Our events are recorded and on-demand to ticket holders for a month. Proceeds from ticket sales benefit UK museums, galleries and other arts-based organisations.
Claude Monet, Rue Montorgueil, Paris, Festival of June 30, 1878, 1878. Musée d'Orsay, Paris.
We are surrounded by the air we breathe, the spaces we move in, and the light and colour travelling in constantly fluctuating waves through the spaces we inhabit. These core features of our physical world have been the same for millennia – and yet art down the ages has always interpreted them differently. These changes have gone unnoticed at the time, yet are obvious to us looking back.
This is the thought provoking theme of ARTscapades’ series of three talks by Hilary Hope Guise. Each lecture takes our exploration further, but they can be booked and enjoyed separately too.
Lecture Three: Time
How do we frame time when it is constantly on the move and nearly all art is static? First, perhaps with symbolic images, like the hour-glass, or the nails in Van Gogh’s boots? But iconography has to evolve, and become an agreed ‘language,’ and this becomes inadequate as the modern industrial world speeds up. In the industrializing 19th century we see the Impressionists’ rapid and cheeky images of an existential and changing world convey the pace of city life.

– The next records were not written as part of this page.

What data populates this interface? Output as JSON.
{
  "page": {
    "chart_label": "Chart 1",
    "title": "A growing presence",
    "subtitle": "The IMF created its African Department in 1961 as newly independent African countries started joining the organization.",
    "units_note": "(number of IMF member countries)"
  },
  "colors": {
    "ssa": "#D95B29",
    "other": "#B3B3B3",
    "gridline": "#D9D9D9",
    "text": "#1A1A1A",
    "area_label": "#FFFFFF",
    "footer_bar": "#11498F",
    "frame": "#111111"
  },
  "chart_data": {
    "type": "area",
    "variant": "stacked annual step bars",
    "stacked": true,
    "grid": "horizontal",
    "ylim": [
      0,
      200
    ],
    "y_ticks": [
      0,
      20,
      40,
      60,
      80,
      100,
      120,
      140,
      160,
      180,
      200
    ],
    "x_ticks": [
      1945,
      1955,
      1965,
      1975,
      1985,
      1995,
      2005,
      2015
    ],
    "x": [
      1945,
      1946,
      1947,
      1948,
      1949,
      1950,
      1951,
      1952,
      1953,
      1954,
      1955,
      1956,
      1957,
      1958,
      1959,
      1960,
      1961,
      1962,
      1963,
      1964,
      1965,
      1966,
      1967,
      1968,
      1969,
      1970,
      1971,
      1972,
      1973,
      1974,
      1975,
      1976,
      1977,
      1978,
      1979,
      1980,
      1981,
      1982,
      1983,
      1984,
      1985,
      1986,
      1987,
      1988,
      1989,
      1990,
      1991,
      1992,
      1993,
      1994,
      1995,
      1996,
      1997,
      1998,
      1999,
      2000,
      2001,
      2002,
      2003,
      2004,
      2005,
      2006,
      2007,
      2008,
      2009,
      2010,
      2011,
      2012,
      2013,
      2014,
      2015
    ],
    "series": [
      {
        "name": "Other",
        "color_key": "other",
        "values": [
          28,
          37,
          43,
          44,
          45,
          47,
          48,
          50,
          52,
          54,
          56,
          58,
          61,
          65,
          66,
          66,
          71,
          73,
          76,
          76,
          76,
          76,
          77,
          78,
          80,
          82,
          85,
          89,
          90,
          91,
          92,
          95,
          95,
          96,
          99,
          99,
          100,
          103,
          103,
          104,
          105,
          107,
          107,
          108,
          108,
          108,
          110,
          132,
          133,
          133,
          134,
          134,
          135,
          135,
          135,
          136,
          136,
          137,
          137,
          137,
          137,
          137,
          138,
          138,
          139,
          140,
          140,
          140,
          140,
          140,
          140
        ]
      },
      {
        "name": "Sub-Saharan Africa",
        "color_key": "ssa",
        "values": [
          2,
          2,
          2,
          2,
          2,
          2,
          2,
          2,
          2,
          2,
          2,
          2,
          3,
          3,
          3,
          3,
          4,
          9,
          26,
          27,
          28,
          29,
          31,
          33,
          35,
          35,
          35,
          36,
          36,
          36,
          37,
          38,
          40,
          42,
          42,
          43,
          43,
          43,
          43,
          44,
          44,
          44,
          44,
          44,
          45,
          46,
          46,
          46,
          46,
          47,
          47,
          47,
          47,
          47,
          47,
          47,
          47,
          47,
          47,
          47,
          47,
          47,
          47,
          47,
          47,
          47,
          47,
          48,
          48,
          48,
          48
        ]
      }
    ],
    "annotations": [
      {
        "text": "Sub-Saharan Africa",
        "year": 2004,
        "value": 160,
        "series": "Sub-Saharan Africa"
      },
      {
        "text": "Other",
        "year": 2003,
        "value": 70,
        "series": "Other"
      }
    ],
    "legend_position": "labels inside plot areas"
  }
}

Time is of the essence in the hectic “modern world” of Monet’s flag-waving Paris, but later with actual time-capture, as in the evolving colours around Monet’s corn stacks, he expresses the reality of day and night, Summer and Winter.
Brushstrokes speed up, they get faster, and eventually disappears altogether annihilating human gestures in machine-made consumerist images of the 20th century. We find that boundaries blur and structures fracture. Finally, we see in the installations of Andy Goldsworthy, that in Nature herself, time is the great destroyer. So, there are answers, and examples, to show us how artists have expressed the tricky problems of conveying the fundamental principles of physics. We only have to work to find them.
This is an online event hosted on Zoom which can be watched live with Q&A, or on-demand for one month afterwards. You will receive your link to access the event in your email confirmation and the on-demand link after the event ends.